Americans are crossing ideological lines to question why we have the highest incarceration rate in the world.For every 100,000 citizens, China jails 165, Russia 450, and the U.S. 754. In 2008, one in 100 Americans were behind bars and one in 32 was under the supervision of the criminal justice system.
Reasons include racism, paranoia, and xenophobia but few are based in reality or sound penal philosophy. In 2014, 68% of offenders were rearrested within three years and 77% within five years. So much for detention and the death penalty as deterrents to crime – reminding me of a famous Free Press headline of some years back that read, Death Penalty Found to Reduce Recidivism.
Whether we’re questioning Correction policy now because of the $75B cost, the poor societal return-on-investment, or the questionable logic and ethics is less important than the fact that incarceration is finally being examined through new lenses.
Here in Vermont, Corrections is making serious efforts to reduce the population and to find successful pathways to social and economic re-entry.
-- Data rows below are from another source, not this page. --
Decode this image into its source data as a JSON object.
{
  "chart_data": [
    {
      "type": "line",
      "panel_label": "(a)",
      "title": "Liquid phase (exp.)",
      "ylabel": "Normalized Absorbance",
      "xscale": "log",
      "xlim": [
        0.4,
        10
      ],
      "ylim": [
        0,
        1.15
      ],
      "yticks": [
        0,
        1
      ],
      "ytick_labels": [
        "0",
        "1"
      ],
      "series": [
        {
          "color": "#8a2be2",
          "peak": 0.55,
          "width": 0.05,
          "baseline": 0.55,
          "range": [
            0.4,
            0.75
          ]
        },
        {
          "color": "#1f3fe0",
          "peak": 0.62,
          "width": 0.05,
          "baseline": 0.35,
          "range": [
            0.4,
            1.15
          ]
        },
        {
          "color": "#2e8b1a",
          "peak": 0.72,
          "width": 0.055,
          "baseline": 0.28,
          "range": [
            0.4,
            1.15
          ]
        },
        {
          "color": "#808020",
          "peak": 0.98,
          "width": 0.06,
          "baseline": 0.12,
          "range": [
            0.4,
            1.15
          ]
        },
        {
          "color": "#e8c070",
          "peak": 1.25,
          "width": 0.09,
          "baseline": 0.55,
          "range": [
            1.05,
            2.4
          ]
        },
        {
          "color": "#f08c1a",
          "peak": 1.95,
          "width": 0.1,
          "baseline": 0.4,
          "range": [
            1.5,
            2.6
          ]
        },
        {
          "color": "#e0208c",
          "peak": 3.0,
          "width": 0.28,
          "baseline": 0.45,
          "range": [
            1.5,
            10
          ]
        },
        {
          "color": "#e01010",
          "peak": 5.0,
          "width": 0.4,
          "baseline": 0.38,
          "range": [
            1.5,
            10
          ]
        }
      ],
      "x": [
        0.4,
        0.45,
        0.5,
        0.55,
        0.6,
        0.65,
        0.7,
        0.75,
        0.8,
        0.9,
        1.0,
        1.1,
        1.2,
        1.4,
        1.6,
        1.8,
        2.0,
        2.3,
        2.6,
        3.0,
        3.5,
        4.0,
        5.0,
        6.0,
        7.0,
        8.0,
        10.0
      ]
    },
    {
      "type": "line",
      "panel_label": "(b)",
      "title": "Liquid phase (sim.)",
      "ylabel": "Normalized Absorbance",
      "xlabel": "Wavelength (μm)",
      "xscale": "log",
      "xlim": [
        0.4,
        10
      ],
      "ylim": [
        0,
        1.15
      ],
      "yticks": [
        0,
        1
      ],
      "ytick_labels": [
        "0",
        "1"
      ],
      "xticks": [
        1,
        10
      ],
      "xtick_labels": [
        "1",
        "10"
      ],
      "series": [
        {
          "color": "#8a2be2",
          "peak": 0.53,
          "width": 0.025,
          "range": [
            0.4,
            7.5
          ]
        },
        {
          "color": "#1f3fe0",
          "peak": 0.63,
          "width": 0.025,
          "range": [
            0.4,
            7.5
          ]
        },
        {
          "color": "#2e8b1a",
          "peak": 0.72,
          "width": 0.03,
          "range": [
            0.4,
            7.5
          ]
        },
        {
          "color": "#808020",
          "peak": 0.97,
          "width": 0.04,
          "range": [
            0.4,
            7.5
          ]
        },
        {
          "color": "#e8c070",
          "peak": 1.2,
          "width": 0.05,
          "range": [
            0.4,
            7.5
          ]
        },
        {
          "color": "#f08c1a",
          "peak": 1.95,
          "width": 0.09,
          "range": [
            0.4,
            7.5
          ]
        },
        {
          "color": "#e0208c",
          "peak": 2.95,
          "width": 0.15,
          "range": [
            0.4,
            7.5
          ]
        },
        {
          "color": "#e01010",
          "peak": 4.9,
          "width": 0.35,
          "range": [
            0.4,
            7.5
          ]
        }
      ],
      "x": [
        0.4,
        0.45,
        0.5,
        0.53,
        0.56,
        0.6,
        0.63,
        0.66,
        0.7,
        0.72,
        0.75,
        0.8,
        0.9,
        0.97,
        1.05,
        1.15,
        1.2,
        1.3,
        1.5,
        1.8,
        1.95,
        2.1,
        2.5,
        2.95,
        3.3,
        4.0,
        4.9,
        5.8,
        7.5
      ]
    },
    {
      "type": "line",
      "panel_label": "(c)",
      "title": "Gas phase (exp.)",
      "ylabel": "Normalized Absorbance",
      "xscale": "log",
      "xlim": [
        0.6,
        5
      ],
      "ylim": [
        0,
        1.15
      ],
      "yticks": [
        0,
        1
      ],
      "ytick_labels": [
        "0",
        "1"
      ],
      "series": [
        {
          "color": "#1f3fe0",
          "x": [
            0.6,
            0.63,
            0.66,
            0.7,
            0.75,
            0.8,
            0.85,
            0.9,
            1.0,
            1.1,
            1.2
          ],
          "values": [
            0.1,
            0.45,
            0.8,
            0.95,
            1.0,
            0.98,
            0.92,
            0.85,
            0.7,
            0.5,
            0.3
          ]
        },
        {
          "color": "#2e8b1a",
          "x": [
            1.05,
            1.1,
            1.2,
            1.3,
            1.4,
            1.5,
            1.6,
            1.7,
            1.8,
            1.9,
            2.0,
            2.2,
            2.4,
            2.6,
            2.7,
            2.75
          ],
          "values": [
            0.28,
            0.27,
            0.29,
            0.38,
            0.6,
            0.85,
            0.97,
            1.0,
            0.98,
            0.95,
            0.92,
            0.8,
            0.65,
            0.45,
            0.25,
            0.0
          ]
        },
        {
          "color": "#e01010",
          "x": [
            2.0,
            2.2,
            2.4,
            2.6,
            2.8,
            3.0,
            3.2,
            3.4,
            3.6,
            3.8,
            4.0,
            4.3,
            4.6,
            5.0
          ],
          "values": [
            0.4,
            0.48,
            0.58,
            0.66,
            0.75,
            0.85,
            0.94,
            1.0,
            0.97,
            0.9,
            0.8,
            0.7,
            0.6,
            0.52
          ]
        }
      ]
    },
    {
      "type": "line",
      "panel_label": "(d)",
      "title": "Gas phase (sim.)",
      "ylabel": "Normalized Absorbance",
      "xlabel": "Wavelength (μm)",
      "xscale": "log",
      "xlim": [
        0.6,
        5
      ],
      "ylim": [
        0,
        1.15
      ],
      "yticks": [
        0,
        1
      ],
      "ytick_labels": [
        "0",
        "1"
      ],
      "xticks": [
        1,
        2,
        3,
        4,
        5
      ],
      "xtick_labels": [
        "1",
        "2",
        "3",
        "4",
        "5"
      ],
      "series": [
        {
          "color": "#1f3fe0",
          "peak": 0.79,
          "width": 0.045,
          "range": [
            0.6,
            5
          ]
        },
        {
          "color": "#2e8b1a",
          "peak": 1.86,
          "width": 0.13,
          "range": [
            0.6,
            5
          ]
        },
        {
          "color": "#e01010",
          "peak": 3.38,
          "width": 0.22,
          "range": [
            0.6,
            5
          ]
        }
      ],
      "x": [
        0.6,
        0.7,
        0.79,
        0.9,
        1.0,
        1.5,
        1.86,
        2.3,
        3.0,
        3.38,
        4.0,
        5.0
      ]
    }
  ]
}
But it’s police, prosecutors, legislators, and courts who jail people. Corrections simply oversees their sentences and security.
The desire to eliminate risk often generates legislation responding to a tragic, if rare, criminal incident. Vermont S. 154 is such a bill, calling for “enhanced penalties for assaulting an employee of the Family Services Division of the Department for Children and Families and to establish the crime of “criminal threatening.”
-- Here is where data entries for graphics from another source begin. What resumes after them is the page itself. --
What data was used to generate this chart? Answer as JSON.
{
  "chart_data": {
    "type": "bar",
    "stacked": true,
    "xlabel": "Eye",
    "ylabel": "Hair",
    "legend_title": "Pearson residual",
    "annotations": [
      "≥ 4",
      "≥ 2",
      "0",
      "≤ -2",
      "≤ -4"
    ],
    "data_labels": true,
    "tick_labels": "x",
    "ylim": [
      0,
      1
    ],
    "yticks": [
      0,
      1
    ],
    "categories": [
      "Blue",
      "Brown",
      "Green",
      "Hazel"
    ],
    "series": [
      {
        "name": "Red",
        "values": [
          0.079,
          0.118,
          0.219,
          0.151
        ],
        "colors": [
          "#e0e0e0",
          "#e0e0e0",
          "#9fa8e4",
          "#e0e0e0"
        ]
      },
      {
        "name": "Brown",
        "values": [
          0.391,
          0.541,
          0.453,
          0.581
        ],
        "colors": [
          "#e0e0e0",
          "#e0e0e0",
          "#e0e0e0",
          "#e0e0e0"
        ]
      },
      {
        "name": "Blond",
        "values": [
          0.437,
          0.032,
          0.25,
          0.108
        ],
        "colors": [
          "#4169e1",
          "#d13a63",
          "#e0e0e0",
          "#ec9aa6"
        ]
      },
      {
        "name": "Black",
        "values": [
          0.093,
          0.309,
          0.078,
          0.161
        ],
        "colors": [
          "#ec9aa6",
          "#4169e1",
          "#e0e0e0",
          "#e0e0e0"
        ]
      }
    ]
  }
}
Unfortunately, this type of knee-jerk legislation only expands the thoroughfare into prison and removes discretion from the hands of judges – as did the Rockefeller Drug Laws with their mandatory minimum sentences.
Most penal authorities agree that the prison environment enhances criminal skills and recidivism, and that the best strategy for successful social re-entry is diversion from prison, not sentencing to prison. S. 154 criminalizes more bad behavior, but it doesn’t prevent it.
We can start by avoiding efforts to legislate morality or criminalize more bad behavior as does S.154, by passing S. 206, which amends technical violations that send parolees back to prison and S.207 that opens new doors to secure reentry.
We might also imagine how to use our underutilized college systems to forge a secure offender pathway to reunion with families, society, and the economy.